De Standaard sieht das ähnlich. Die Politik hat sich wohl für den Weg des geringsten Widerstandes entschieden. Keine neuen Einschränkungen für private Feiern oder für den Horeca-Sektor. Denn für solche Entscheidungen fehlte zwei Tage vor Weihnachten auch schlichtweg der Spielraum. Aber auch diese Entscheidung ist dafür nicht leichter zu verkaufen: Die Kultur herunterzufahren, während Cafés aufbleiben und die Bürger zuhause mit einer theoretisch unbegrenzten Zahl an Gästen feiern dürfen, das ist nicht nachvollziehbar.
Alles für die Operation "Rettet Weihnachten"

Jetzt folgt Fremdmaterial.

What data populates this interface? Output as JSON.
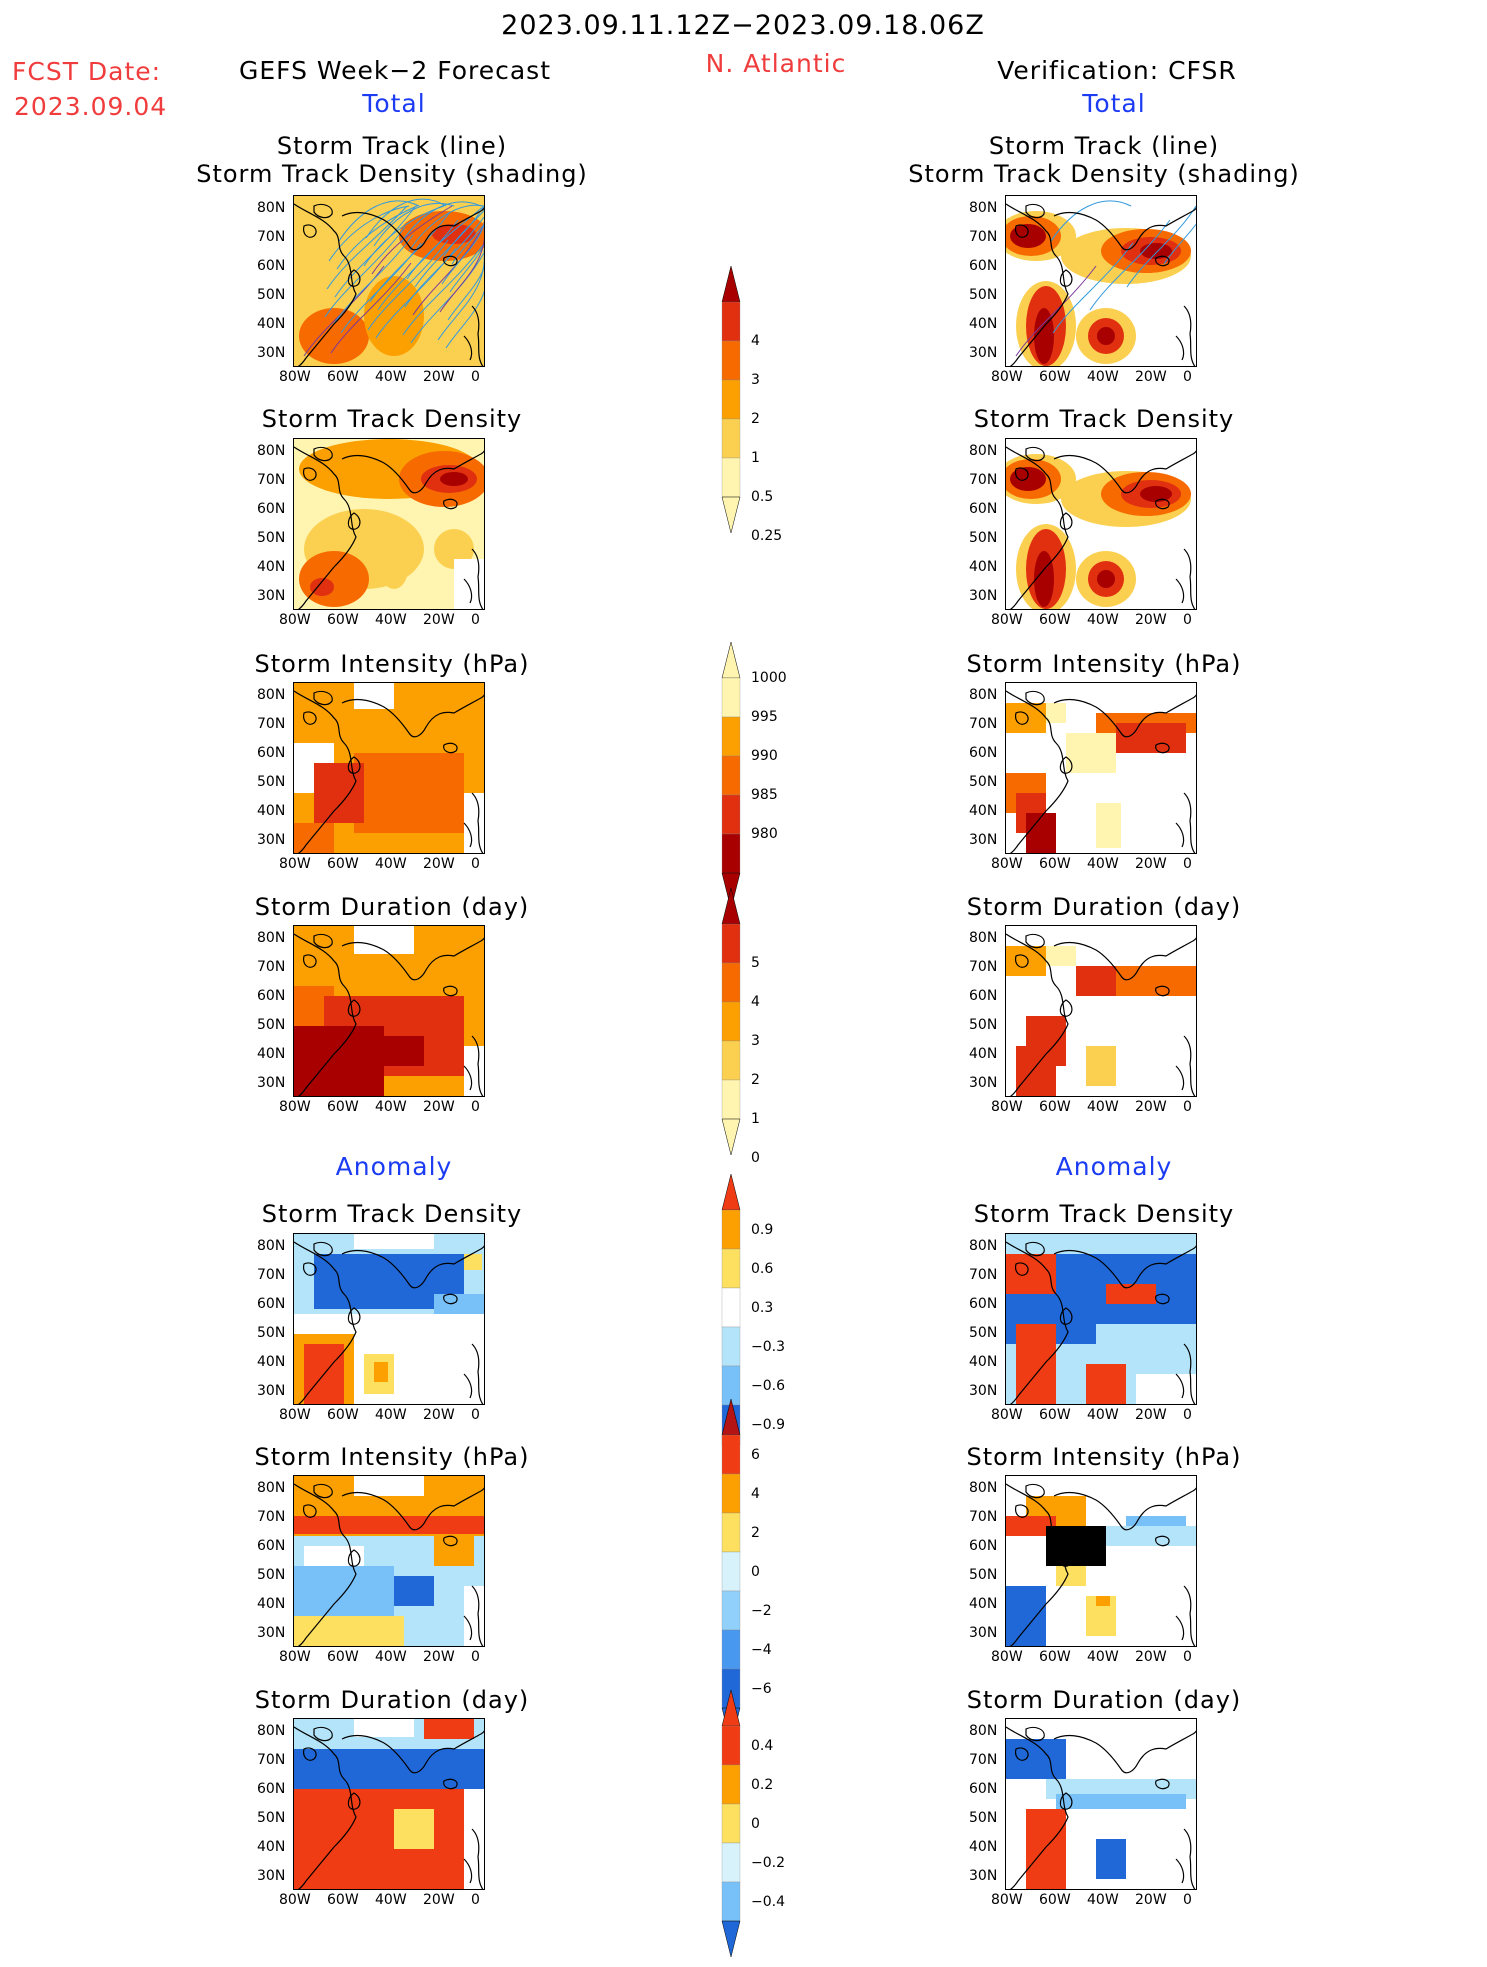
{
  "header": {
    "date_range": "2023.09.11.12Z−2023.09.18.06Z",
    "fcst_label": "FCST Date:",
    "fcst_date": "2023.09.04",
    "left_title": "GEFS Week−2 Forecast",
    "region": "N. Atlantic",
    "right_title": "Verification: CFSR",
    "left_sub": "Total",
    "right_sub": "Total",
    "left_anom": "Anomaly",
    "right_anom": "Anomaly"
  },
  "panel_titles": {
    "track_line": "Storm Track (line)",
    "track_shading": "Storm Track Density (shading)",
    "density": "Storm Track Density",
    "intensity": "Storm Intensity (hPa)",
    "duration": "Storm Duration (day)"
  },
  "axes": {
    "lat_labels": [
      "80N",
      "70N",
      "60N",
      "50N",
      "40N",
      "30N"
    ],
    "lon_labels": [
      "80W",
      "60W",
      "40W",
      "20W",
      "0"
    ]
  },
  "colorbars": {
    "density_total": {
      "labels": [
        "4",
        "3",
        "2",
        "1",
        "0.5",
        "0.25"
      ],
      "colors": [
        "#a80000",
        "#e03010",
        "#f76a00",
        "#fba000",
        "#fbd050",
        "#fff5b0"
      ]
    },
    "intensity_total": {
      "labels": [
        "1000",
        "995",
        "990",
        "985",
        "980"
      ],
      "colors": [
        "#fff5b0",
        "#fba000",
        "#f76a00",
        "#e03010",
        "#a80000"
      ]
    },
    "duration_total": {
      "labels": [
        "5",
        "4",
        "3",
        "2",
        "1",
        "0"
      ],
      "colors": [
        "#a80000",
        "#e03010",
        "#f76a00",
        "#fba000",
        "#fbd050",
        "#fff5b0"
      ]
    },
    "density_anom": {
      "labels": [
        "0.9",
        "0.6",
        "0.3",
        "−0.3",
        "−0.6",
        "−0.9"
      ],
      "colors": [
        "#f03c14",
        "#fba000",
        "#fde060",
        "#ffffff",
        "#b4e4fa",
        "#78c0f8",
        "#2068d8"
      ]
    },
    "intensity_anom": {
      "labels": [
        "6",
        "4",
        "2",
        "0",
        "−2",
        "−4",
        "−6"
      ],
      "colors": [
        "#b41414",
        "#f03c14",
        "#fba000",
        "#fde060",
        "#d8f2fc",
        "#90d0fa",
        "#4898f0",
        "#2068d8"
      ]
    },
    "duration_anom": {
      "labels": [
        "0.4",
        "0.2",
        "0",
        "−0.2",
        "−0.4"
      ],
      "colors": [
        "#f03c14",
        "#fba000",
        "#fde060",
        "#d8f2fc",
        "#78c0f8",
        "#2068d8"
      ]
    }
  },
  "legend_colors": {
    "land_line": "#000000",
    "track_line": "#3399dd",
    "track_line_dark": "#7a3a9a"
  }
}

Letzteres ist sehr wohl verständlich, sind sich aber Het Laatste Nieuws und De Morgen einig. Bei aller – zum Teil berechtigten – Kritik an den gestrigen Beschlüssen: Es ist richtig, dass sich die Politik jetzt wieder aus dem Privatleben der Menschen heraushält. Wir erinnern uns ans letzte Jahr. Da wollte der eine oder die andere schon Pizzakartons zählen, um zu ermitteln, ob nicht zu viele Menschen an einem Tisch sitzen. Oder Drohnen mit Wärmebildkameras über die Gärten fliegen lassen. Die Politik scheint verstanden zu haben, dass die Menschen die Wärme der Festtage und die Nähe ihrer Familie nötig haben. Letztlich war der gestrige Konzertierungsausschuss so eine Art Operation "Rettet Weihnachten". Alles andere wurde dem untergeordnet.